Perhaps this is a big clue that we are overlooking? Could it be
that there is something amiss on the howe-e241a-4006-dsw-1.g2.lsu.edu
gateway/router?
re: What did the telecomm folks have to say about the asymmetry seen moving
data to/from srcc.lsu.edu from zero.unidata.ucar.edu?
>The issue of asymmetry was not the paramount issue with telecom. Again, the
>telecom guys want to wait and see the communications issues are fixed, as
>they believe the errors in the circuit are causing the problems between LSU
>and ULM.
The problem is not _just_ between LSU and ULM. We (zero.unidata.ucar.edu)

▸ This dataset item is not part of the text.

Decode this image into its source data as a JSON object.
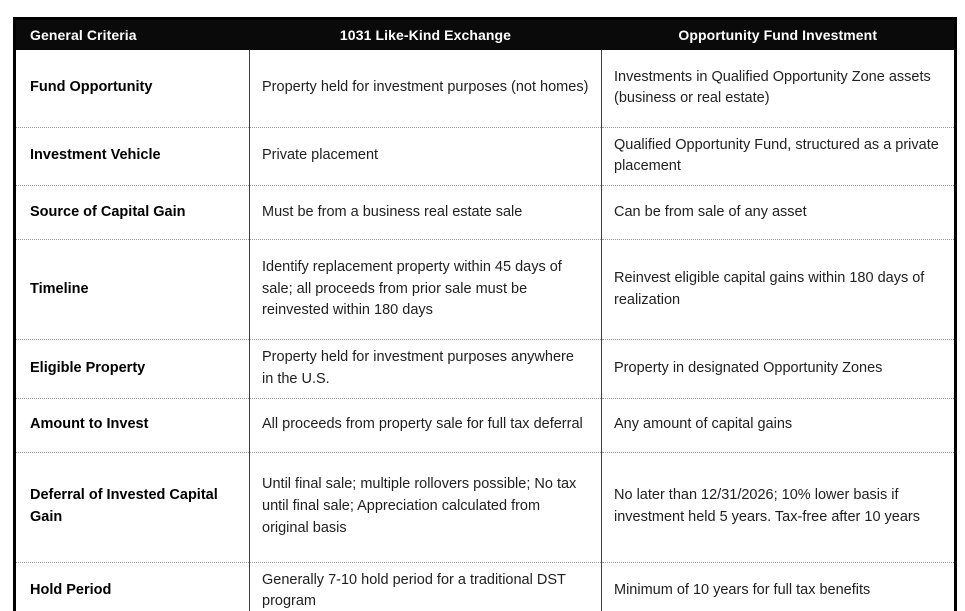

are seeing the exact same problem that ULM was seeing when trying to
feed HDS from seistan.srcc.lsu.edu. Moreover, we saw the exact same
problem during our test of feeding the HDS stream from
seistan.srcc.lsu.edu to the University of South Florida machine,
metlab.cas.usf.edu. The problem most likely exists between seistan
and Jackson State, but we can't verify this because they are not reporting
stats AND we do not have current contact information for them.
If the LSU telecomm folks are under the impression that the only
problem is between LSU and ULM, then they need to be contacted and made
aware of the problems going to such diverse sites as UCAR and USF.
Tom